Matrix differential of a trace with Hadamard product

365 Views Asked by At

I'm encountering difficulties taking the differential of the following matrix expression with respect to $S$:

$\text{logdet}(S) + \text{Tr}[C(D\odot((AS^{-1/2}B)(AS^{-1/2}B)^{T}))]$

$C$ and $D$ are symmetric and $S$ is diagonal so I mean taking the element-wise inverse of the element-wise square-root by the notation $S^{-1/2}$.

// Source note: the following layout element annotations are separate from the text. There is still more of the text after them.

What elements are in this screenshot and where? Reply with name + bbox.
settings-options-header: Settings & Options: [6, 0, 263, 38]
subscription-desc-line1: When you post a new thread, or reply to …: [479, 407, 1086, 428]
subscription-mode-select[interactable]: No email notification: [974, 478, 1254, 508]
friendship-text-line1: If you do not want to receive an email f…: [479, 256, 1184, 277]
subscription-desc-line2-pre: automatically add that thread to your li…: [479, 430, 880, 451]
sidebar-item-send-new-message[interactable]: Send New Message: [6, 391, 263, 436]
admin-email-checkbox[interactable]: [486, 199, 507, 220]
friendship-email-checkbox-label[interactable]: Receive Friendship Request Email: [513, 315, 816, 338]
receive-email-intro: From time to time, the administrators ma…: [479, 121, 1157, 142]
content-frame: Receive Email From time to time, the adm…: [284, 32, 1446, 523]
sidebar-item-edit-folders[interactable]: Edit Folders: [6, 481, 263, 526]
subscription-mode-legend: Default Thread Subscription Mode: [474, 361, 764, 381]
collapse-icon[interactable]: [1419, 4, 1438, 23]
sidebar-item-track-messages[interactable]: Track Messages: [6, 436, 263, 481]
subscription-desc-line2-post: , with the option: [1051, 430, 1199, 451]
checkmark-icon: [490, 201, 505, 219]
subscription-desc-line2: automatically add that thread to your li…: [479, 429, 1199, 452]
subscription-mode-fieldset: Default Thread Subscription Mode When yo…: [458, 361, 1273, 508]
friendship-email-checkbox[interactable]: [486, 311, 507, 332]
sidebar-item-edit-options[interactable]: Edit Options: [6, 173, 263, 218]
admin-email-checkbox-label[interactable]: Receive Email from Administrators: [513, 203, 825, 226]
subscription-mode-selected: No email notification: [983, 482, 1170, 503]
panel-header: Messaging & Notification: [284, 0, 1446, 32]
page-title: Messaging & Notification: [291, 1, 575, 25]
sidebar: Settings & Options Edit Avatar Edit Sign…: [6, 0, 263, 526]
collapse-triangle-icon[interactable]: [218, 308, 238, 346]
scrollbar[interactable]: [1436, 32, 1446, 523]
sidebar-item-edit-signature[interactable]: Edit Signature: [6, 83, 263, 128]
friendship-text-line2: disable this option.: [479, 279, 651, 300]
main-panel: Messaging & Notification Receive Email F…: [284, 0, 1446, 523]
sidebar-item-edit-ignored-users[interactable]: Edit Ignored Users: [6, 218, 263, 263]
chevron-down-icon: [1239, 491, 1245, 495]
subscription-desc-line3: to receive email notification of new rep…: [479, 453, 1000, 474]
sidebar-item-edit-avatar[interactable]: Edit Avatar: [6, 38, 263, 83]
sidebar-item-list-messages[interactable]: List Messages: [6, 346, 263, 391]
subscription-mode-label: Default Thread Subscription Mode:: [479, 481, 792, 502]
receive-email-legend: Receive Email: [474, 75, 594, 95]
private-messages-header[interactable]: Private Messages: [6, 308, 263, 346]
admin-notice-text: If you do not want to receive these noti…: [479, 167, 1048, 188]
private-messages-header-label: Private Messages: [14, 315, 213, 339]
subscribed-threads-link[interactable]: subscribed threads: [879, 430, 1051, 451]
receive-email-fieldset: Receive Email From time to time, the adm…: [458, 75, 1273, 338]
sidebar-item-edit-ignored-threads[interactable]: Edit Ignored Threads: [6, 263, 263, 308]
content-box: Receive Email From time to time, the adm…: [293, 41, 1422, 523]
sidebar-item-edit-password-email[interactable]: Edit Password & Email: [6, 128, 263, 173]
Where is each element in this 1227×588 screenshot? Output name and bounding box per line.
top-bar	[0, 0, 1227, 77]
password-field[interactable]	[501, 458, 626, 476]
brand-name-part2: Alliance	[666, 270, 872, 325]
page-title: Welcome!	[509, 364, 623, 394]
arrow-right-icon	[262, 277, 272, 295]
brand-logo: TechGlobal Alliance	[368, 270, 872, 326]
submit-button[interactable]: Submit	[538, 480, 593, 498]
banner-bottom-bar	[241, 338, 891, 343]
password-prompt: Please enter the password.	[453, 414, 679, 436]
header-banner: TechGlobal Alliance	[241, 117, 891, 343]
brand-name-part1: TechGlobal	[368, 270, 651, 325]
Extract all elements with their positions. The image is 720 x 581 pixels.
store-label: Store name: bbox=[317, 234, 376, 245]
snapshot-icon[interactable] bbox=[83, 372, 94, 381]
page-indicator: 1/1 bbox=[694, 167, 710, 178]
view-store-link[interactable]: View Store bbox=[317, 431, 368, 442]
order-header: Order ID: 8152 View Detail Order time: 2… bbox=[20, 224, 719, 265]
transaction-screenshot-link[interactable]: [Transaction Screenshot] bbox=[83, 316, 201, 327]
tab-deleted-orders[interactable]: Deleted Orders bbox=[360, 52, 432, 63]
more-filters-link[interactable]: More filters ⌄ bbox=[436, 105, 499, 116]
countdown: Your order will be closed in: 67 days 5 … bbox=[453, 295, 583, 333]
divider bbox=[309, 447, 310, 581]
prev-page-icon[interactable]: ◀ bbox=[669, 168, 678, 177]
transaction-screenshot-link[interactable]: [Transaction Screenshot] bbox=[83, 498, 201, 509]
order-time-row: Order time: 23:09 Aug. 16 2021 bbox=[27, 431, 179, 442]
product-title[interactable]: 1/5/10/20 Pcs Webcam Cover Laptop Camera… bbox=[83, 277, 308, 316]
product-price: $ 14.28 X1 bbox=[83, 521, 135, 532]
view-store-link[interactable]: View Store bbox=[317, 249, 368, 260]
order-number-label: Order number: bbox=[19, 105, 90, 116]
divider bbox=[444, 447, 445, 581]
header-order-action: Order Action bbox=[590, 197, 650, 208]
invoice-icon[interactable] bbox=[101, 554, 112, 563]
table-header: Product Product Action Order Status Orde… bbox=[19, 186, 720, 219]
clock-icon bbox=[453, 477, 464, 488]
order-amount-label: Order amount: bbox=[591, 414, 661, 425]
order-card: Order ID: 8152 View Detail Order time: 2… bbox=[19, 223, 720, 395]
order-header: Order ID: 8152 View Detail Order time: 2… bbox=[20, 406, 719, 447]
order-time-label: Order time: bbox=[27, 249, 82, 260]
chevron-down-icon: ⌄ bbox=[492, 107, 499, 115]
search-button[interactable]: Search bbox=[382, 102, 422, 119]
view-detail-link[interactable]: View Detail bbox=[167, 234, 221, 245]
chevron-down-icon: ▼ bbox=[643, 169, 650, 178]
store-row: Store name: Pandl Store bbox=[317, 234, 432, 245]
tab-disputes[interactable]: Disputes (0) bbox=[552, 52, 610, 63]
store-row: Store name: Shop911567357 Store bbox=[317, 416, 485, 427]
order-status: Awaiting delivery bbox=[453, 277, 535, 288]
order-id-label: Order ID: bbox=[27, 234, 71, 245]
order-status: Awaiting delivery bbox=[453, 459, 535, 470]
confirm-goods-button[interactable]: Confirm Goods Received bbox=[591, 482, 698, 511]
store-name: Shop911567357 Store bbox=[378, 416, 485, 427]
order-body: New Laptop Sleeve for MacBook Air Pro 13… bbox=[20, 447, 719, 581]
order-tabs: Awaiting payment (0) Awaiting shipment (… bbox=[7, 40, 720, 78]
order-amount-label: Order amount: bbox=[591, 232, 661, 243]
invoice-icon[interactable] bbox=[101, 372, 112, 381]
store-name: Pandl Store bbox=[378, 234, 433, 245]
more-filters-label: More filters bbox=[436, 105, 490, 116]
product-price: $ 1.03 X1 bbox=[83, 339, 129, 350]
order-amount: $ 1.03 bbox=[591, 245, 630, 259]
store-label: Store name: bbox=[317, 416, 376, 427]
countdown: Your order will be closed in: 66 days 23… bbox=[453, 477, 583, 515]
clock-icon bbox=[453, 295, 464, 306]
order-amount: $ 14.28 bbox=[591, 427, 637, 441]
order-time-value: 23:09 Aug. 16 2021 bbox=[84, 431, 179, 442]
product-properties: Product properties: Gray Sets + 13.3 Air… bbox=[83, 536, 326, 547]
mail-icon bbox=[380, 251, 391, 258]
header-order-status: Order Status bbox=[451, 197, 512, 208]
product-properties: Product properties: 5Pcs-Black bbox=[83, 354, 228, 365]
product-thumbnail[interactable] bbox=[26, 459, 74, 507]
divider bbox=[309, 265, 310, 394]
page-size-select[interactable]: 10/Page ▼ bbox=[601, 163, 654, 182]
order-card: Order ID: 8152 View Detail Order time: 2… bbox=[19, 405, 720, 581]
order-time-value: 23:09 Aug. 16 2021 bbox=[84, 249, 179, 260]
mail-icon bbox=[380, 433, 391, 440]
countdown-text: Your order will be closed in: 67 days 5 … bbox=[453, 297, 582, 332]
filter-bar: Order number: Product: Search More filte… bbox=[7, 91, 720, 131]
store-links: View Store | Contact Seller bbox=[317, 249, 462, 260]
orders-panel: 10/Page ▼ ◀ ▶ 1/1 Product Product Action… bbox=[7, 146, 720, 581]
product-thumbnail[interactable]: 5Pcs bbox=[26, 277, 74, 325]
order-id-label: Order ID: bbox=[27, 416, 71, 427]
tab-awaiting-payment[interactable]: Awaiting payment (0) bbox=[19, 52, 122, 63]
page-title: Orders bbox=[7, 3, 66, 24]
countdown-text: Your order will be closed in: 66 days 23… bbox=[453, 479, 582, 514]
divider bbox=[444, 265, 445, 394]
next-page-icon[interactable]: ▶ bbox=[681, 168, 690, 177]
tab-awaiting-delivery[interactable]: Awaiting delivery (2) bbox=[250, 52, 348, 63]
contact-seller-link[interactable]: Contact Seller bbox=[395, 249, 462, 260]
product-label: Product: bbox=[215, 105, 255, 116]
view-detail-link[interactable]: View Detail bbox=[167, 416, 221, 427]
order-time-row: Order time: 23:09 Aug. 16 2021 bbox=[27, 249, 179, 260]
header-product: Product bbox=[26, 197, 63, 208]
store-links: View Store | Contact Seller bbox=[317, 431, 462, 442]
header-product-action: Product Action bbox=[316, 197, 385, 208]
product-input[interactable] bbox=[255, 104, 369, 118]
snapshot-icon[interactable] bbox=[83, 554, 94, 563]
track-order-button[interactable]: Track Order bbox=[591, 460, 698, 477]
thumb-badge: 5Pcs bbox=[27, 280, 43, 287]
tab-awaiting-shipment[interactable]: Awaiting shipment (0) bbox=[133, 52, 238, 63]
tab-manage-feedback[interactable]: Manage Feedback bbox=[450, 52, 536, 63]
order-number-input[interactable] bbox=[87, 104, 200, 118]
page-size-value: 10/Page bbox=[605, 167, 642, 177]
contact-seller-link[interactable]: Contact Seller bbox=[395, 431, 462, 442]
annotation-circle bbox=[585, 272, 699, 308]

From Matrix CookBook, I know that the first term leads to $\text{Tr}(S^{-1}dS)$ and I know that I can apply the differential of the expression inside the trace term but I'm struggle with the computation of the differential because of the quadratic form coupled with the Hadamard product. I have tried to rewrite the expression by means of Hadamard and Frobenius products (that are commutative)...without success.

Then, my goal is to find the "roots" of the derivative with respect to $S$. Given the form of the expression, my intuition is that I will obtain a fixed-point expression (in the sense that it is not possible to obtain a closed-form expression in the form $\hat{S}=$ something that doesn't depend on $S$), but it's not a problem, I will solve it numerically.

Can you help me ? Thank you in advance.

1

There are 1 best solutions below

0
On BEST ANSWER

For convenience, define the auxiliary variables $$\eqalign{ E & = C\odot D \;=\; E^T \\ X &= AS^{-1/2}B \\ dX &= A\,dS^{-1/2}\,B \;= -\tfrac{1}{2}A(S^{-3/2}dS)\,B \\ s &= {\rm diag}(S) \quad\implies\quad S = {\rm Diag}(s) \\ }$$ Analyze the following scalar function, written using the Frobenius product instead of the trace. $$\eqalign{ \psi &= C:D\odot XX^T \\&= E:XX^T \\ d\psi &= E:(dX\,X^T+X\,dX^T) \\ &= (E+E^T):dX\,X^T \\ &= 2EX:dX \\ &= -EX:AS^{-3/2}dS\,B \\ &= -S^{-3/2}A^TEXB^T:dS \\ }$$ Add this to the logdet function and calculate the gradient of the combined function. $$\eqalign{ \phi &= \log\det S + \psi \\ d\phi &= \big(S^{-1} -S^{-3/2}A^TEXB^T\big):dS \\ &= {\rm diag}\big(S^{-1} -S^{-3/2}A^TEXB^T\big):ds \\ \frac{\partial\phi}{\partial s} &= {\rm diag}\big(S^{-1} -S^{-3/2}A^TEXB^T\big) \\ }$$ The remaining task is to find the vector $s$ which produces a zero gradient.


Update

The identities $$\eqalign{ {\rm diag}\big(A\;{\rm Diag}(p)\,B\big) &= (B^T\odot A)\,p \\ {\rm diag}\big(A\;{\rm Diag}(p)\big) &= {\rm diag}(A)\odot p \\ }$$ can be used to develop a fixed-point iteration from the zero-gradient condition. $$\eqalign{ \def\o{{\tt1}} P &= S^{-1/2} \quad\implies\quad p = {\rm diag}(P) = s^{\odot-1/2} \\ M &= \big(BB^T\odot A^TEA\big) \;=\; M^T \\ \\ {\rm diag}\big(S^{-1/2}) &= {\rm diag}\big(S^{-3/2}A^TEAPBB^T\big) \\ {\rm diag}\big(P^2) &= {\rm diag}\big(P^3A^TEAPBB^T\big) \\ p^{\odot 2} &= P^3 {\rm diag}\big(A^TEAPBB^T\big) \\ P^2\o &= P^3\,\big(BB^T\odot A^TEA\big)\,p \\ \o &= (PMP)\o \quad\iff\quad (PMP)^T\o=\o \\ }$$ This is a standard problem which can be solved using a modified $\sf Sinkhorn$ algorithm $$\eqalign{ q_0 &= \o \quad &\{ {\rm initialize} \} \\ r_+ &= \o\oslash Mq \quad &\{ {\rm iterate} \} \\ q_+ &= \o\oslash Mr \\ p &= (q\odot r)^{\odot 1/2} \quad &\{ {\rm solution} \} \\ s &= \o\oslash(q\odot r) \\ }$$ where $\o$ is the all-ones vector and $(\oslash)$ denotes elementwise (aka Hadamard) division.